Non bisogna dimenticare un dato che quasi sempre è taciuto: mentre tutte le
altre potenze belligeranti si indeboliscono economicamente e militarmente negli
ultimi due anni di guerra, quella statunitense si rafforza in modo
straordinario. Si può dire, sulla base di tutta una serie di indicatori e,
soprattutto, di quelli riguardanti la produzione industriale, che più continuava
quel tipo di guerra che aveva impresso un altissimo ritmo di distruzione e di
produzione industriale, più si rafforzavano gli Stati Uniti.
Di fatto essi si trovavano ad avere quasi la metà della produzione industriale
mondiale.
Thomas A. Siefring, nella sua opera "L'US Air Force durante la seconda guerra
mondiale", documenta come durante i bombardamenti sulla Germania vennero persi
ben 8314 aerei e 6378 equipaggi.
Sono annate di produzione della Boeing, della Mc Donnel Douglas, della Lookheed!
Nel 1943 gli USA avevano già vinto la guerra. Produssero ancora due anni per
vincere definitivamente ed imporre la ripartizione di Yalta.
Montagne di libri sono state ormai scritte su Yalta. I retroscena della
diplomazia, quando esistono, hanno poca importanza. La storia segreta aggiunge
ben poco alla storia, specie per chi la legge nei grandi fatti sociali.
Se anche non esistesse alcun patto segreto, esisterebbe comunque la ripartizione
di Yalta, ossia un particolare assetto imperialistico scaturito dalla
conclusione della seconda guerra mondiale e poggiante su di un rapporto
oggettivo di forze che non ha niente di misterioso.
Questo rapporto di forze è, dal punto di vista economico, definitivamente
tramontato.
Tre decenni di sviluppo capitalistico nel mondo hanno profondamente mutato la
situazione economica del dopoguerra.
Gli Stati Uniti non hanno più la metà della produzione industriale mondiale; ne
hanno un quinto. Per molte potenze aver mantenuto la quota che avevano prima
della guerra ha rappresentato già un rafforzamento di fronte agli Stati Uniti in
declino, relativo s'intende, e alle nuove potenze industriali emergenti.

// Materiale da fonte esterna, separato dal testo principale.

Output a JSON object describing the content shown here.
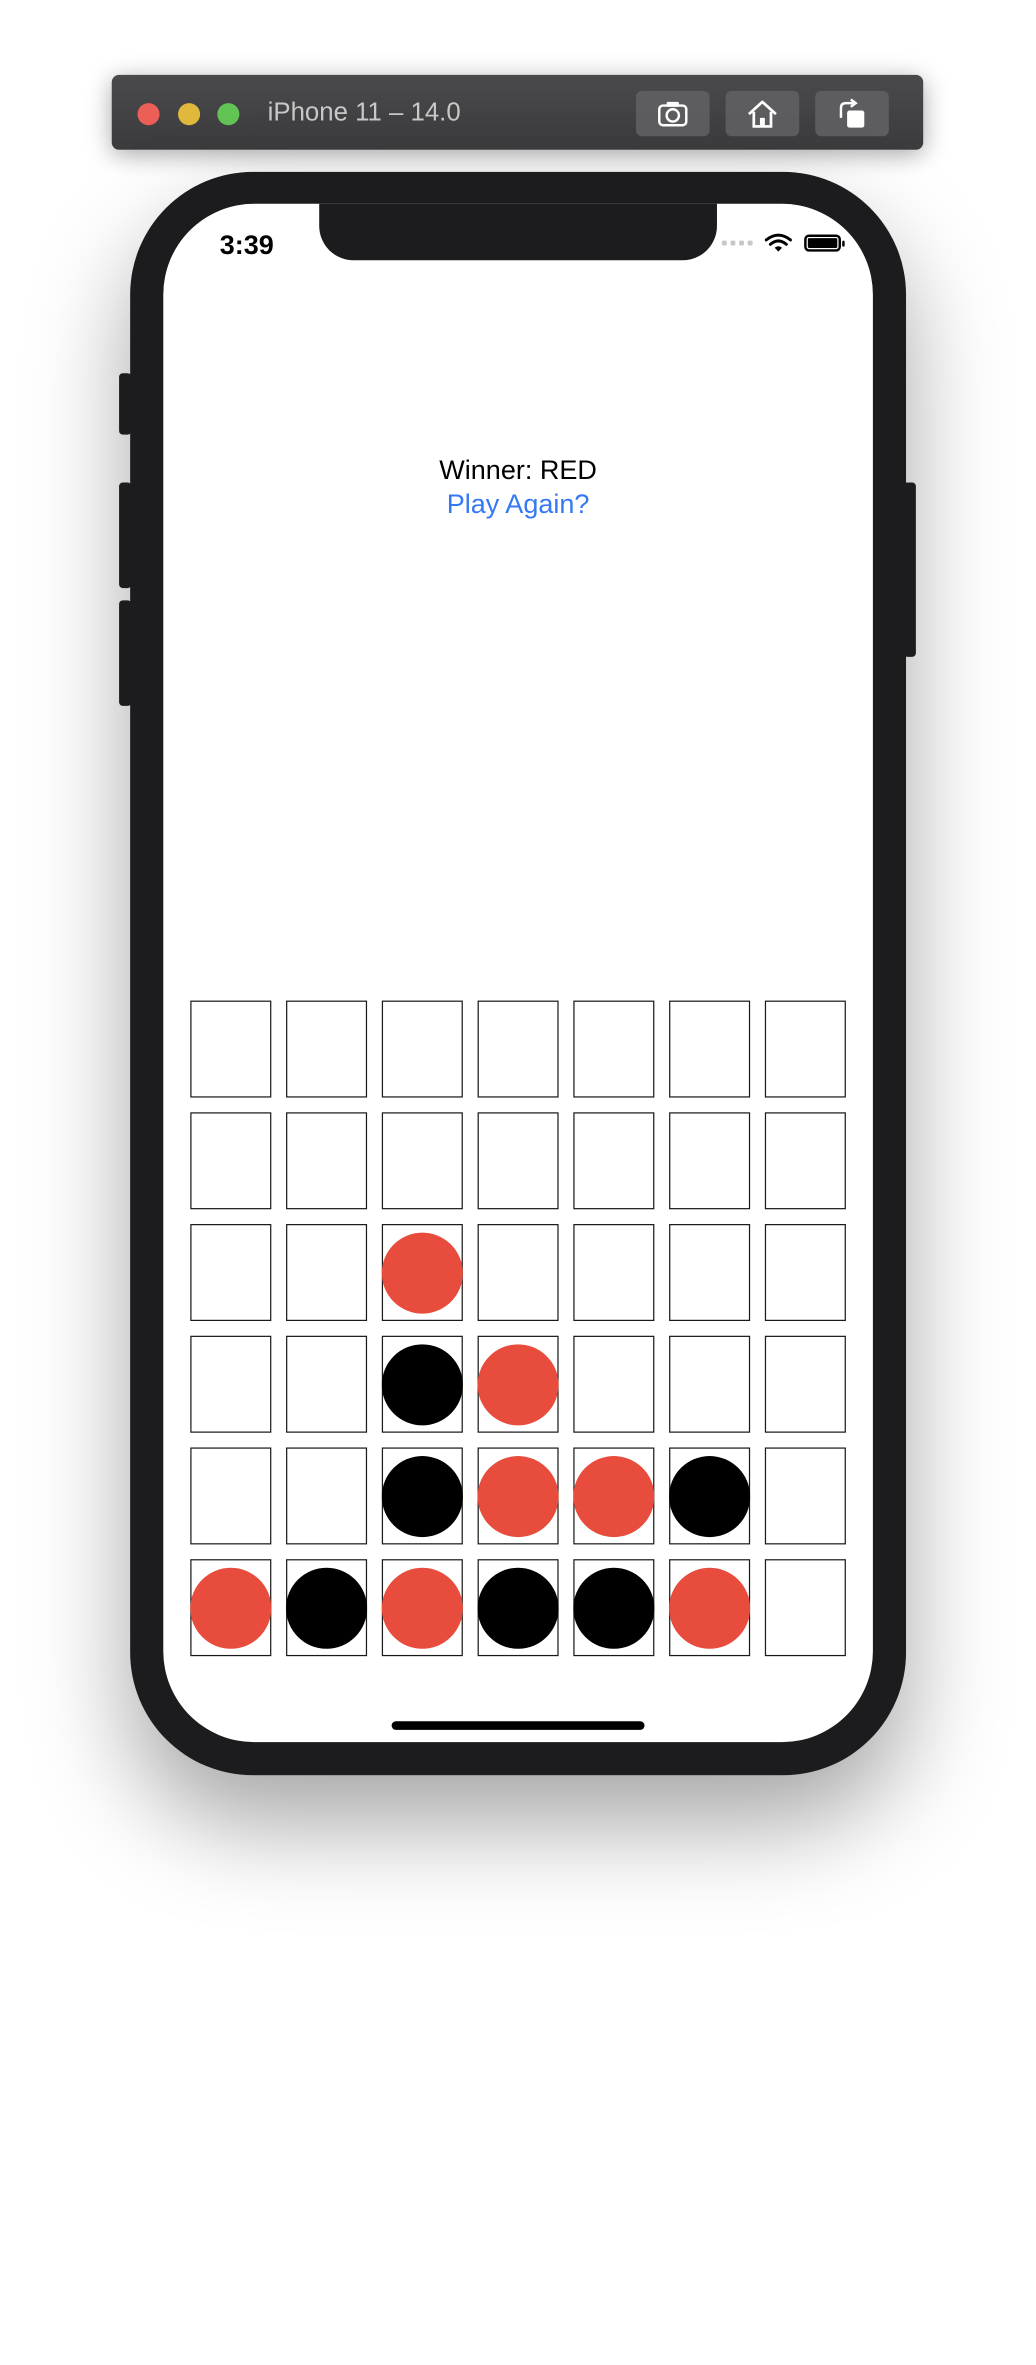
{
  "simulator": {
    "title": "iPhone 11 – 14.0",
    "buttons": [
      "screenshot-icon",
      "home-icon",
      "rotate-icon"
    ]
  },
  "status_bar": {
    "time": "3:39"
  },
  "game": {
    "winner_text": "Winner: RED",
    "play_again_label": "Play Again?",
    "colors": {
      "red": "#e84c3d",
      "black": "#000000",
      "link": "#3478f6"
    },
    "board": [
      [
        "",
        "",
        "",
        "",
        "",
        "",
        ""
      ],
      [
        "",
        "",
        "",
        "",
        "",
        "",
        ""
      ],
      [
        "",
        "",
        "red",
        "",
        "",
        "",
        ""
      ],
      [
        "",
        "",
        "black",
        "red",
        "",
        "",
        ""
      ],
      [
        "",
        "",
        "black",
        "red",
        "red",
        "black",
        ""
      ],
      [
        "red",
        "black",
        "red",
        "black",
        "black",
        "red",
        ""
      ]
    ]
  }
}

Giappone e Germania hanno modificato profondamente il loro rapporto economico
con gli USA e sono emerse come potenze industriali rafforzate in assoluto.
Nessuno può mettere le brache ad un processo storico-naturale che è fatto da
mille fattori impersonali.
L'assetto economico di Yalta è seppellito. Si è aperta la lotta per la fine
dell'assetto politico. E una lotta sorda, aspra, aperta a molti imprevisti
perché chi conta economicamente finirà con il contare politicamente, ma nessuno
può sapere in quale modo e per quali vie.
La nuova contesa imperialistica è iniziata. Segnerà gli anni '80 e il destino di
un mondo caotico.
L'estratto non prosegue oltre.